Die Eröffnung erfolgt aufgrund des am 14.05.2013 bei Gericht eingegangenen Antrags der Schuldnerin.

Der Antrag auf Stundung der Kosten des Insolvenzverfahrens wird gem. § 4a Abs. 1 Satz 1 InsO zurückgewiesen. Aus den von d. Schuldn. vorgelegten Angaben ergibt sich, dass die Insolvenzmasse diese Kosten voraussichtlich decken wird.

[…]

Die Schuldnerin hat Restschuldbefreiung beantragt.

[…]

 

Tatbestand

I.

Eine Gläubigerin beantragte im Jahr 2012 die Eröffnung des Insolvenzverfahrens über das Vermögen der Schuldnerin. Mit der Zustellung dieses Antrags und des Anhörungsbogens wies das Insolvenzgericht die Schuldnerin u.a. auf die Möglichkeit eines Eigenantrags auf Eröffnung des Insolvenzverfahrens nebst Antrag auf Erteilung der Restschuldbefreiung hin; diese Anträge sollten ggf. binnen drei Wochen ab Zustellung des Gläubigerantrags gestellt werden. Werde das Insolvenzverfahren auf einen Gläubigerantrag eröffnet, ohne dass die Schuldnerin einen eigenen Insolvenzantrag gestellt habe, könne dieser nicht mehr nachgeholt werden, und es könne auch keine Restschuldbefreiung mehr beantragt werden. Hierauf reagierte die Schuldnerin nicht. Der Gläubigerantrag wurde schließlich mit Beschluss vom 25.04.2013 mangels Masse abgewiesen.

Am 14.05.2013 stellte die Schuldnerin einen Eigenantrag auf Eröffnung des Insolvenzverfahrens über ihr Vermögen nebst Anträgen auf Restschuldbefreiung und Stundung der Verfahrenskosten.

 

Entscheidungsgründe

II.

Die Anträge der Schuldnerin sind zulässig und begründet.

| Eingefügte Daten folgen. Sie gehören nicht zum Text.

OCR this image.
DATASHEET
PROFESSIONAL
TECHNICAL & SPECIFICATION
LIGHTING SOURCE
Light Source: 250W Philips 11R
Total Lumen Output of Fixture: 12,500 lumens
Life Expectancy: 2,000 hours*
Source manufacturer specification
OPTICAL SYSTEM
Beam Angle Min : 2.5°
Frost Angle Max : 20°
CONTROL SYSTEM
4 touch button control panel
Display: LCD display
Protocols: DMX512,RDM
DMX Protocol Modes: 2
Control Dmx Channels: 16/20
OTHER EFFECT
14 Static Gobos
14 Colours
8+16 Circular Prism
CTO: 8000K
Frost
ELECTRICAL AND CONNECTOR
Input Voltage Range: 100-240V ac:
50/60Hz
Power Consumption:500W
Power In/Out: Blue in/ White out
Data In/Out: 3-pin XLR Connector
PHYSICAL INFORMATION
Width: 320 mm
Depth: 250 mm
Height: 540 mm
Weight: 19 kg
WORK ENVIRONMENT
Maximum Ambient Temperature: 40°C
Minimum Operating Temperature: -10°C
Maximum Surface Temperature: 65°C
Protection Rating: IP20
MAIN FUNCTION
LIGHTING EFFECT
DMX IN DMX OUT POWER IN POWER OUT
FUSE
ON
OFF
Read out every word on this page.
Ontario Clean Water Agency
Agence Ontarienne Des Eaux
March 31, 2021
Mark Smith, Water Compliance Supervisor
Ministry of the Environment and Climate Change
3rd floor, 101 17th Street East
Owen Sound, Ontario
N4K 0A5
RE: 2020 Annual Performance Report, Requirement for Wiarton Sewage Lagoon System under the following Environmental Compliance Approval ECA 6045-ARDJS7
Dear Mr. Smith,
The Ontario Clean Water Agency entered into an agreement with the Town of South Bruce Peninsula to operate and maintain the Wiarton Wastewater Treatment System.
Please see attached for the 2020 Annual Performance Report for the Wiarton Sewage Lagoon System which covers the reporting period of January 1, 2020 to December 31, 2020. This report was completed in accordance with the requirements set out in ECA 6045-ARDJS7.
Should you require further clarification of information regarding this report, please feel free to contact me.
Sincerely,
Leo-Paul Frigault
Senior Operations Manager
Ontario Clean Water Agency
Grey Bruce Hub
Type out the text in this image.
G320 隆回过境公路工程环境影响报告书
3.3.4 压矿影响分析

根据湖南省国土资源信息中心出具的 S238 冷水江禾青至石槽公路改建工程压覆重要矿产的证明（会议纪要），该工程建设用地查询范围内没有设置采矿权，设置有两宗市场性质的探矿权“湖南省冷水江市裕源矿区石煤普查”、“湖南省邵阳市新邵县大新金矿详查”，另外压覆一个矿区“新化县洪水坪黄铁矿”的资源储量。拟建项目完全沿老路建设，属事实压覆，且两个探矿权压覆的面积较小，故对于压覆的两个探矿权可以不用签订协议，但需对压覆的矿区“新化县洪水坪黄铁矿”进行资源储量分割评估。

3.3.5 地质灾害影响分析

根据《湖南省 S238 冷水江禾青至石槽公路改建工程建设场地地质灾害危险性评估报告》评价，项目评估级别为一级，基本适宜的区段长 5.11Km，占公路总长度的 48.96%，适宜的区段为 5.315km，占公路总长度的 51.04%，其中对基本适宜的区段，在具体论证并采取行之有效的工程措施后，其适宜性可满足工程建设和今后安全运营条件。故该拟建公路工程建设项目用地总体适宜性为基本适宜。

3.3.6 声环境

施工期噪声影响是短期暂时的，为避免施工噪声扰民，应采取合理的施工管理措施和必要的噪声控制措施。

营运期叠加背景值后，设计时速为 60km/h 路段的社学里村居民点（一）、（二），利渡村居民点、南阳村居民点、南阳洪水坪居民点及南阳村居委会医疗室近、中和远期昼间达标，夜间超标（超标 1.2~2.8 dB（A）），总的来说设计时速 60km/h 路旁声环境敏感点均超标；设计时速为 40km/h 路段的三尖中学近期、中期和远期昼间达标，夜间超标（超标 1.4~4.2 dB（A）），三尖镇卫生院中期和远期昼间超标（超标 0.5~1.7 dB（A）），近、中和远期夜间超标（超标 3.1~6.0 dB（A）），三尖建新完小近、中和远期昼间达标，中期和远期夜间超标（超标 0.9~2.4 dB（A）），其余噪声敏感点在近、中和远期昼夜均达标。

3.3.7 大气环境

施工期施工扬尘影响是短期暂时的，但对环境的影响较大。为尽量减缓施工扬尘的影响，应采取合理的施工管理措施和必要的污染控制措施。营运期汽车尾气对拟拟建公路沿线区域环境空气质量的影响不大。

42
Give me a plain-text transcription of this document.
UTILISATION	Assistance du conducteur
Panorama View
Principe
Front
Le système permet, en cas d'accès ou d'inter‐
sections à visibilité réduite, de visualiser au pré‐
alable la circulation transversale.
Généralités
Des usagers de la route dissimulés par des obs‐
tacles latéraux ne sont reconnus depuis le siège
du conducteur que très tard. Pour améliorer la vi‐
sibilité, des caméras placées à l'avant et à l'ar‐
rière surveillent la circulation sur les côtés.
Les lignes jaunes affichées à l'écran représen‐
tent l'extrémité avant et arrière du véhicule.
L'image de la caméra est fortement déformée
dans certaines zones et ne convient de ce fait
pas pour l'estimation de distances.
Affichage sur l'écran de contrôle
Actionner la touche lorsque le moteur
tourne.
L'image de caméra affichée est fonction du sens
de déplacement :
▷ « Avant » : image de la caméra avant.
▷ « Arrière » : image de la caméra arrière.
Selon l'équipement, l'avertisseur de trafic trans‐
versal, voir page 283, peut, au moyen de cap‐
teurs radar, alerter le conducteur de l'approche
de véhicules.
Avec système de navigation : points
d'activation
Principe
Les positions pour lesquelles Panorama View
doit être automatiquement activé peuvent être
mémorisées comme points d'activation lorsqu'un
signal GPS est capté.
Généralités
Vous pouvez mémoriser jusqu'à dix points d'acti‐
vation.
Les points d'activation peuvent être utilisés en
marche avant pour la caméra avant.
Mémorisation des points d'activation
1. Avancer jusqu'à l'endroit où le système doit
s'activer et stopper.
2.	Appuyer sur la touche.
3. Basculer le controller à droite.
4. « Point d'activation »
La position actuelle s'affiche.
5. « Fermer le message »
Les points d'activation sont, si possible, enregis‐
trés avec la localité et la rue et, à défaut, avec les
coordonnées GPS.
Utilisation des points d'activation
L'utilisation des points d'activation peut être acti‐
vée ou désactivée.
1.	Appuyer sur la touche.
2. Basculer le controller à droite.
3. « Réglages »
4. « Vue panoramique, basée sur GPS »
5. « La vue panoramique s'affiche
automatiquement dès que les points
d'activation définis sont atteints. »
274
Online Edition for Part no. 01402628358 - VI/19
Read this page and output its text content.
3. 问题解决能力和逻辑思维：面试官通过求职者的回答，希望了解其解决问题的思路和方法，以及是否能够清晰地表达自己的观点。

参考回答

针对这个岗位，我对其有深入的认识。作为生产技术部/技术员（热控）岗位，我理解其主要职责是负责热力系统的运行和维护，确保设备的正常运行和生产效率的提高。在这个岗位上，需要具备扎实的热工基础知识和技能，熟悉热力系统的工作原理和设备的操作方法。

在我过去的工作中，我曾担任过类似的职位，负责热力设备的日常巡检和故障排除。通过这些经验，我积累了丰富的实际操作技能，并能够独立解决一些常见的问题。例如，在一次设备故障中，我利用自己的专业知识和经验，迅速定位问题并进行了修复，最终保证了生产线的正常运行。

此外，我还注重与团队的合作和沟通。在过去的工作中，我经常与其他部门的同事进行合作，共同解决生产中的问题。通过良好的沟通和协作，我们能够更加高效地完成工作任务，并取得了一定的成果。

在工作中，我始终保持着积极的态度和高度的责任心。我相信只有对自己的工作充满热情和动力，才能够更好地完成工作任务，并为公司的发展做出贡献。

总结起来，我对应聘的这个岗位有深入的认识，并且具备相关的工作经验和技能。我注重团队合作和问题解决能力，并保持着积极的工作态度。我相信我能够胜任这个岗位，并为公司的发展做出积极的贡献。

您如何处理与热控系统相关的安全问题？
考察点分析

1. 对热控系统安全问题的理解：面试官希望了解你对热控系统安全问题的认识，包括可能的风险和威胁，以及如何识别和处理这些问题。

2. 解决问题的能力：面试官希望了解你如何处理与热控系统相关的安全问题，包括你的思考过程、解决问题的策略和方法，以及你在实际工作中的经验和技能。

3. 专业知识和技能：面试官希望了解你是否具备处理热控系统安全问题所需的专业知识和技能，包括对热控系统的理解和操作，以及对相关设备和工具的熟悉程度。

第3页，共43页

Insbesondere konnte die Schuldnerin nicht erst nach Ablauf einer Sperrfrist von drei Jahren seit dem Beschluss über die Abweisung mangels Masse des vorangegangenen Gläubigerantrags zulässige eigene Anträge auf Eröffnung des Insolvenzverfahrens, Restschuldbefreiung und Verfahrenskostenstundung stellen, nachdem sie trotz ordnungsgemäßer Belehrung bis zur Entscheidung über den Eröffnungsantrag eines Gläubigers nicht mit eigenen Anträgen reagiert hatte (so aber LG Düsseldorf, Beschl. v. 27.03.2013 – 25 T 122/13, NZI 2013, 446). Nach Abweisung eines Gläubigerantrags auf Eröffnung des Insolvenzverfahrens mangels Masse kann der betroffene Schuldner vielmehr ohne Einhaltung einer Sperrfrist jederzeit eigene Anträge auf Eröffnung des Insolvenzverfahrens, Restschuldbefreiung und Verfahrenskostenstundung stellen.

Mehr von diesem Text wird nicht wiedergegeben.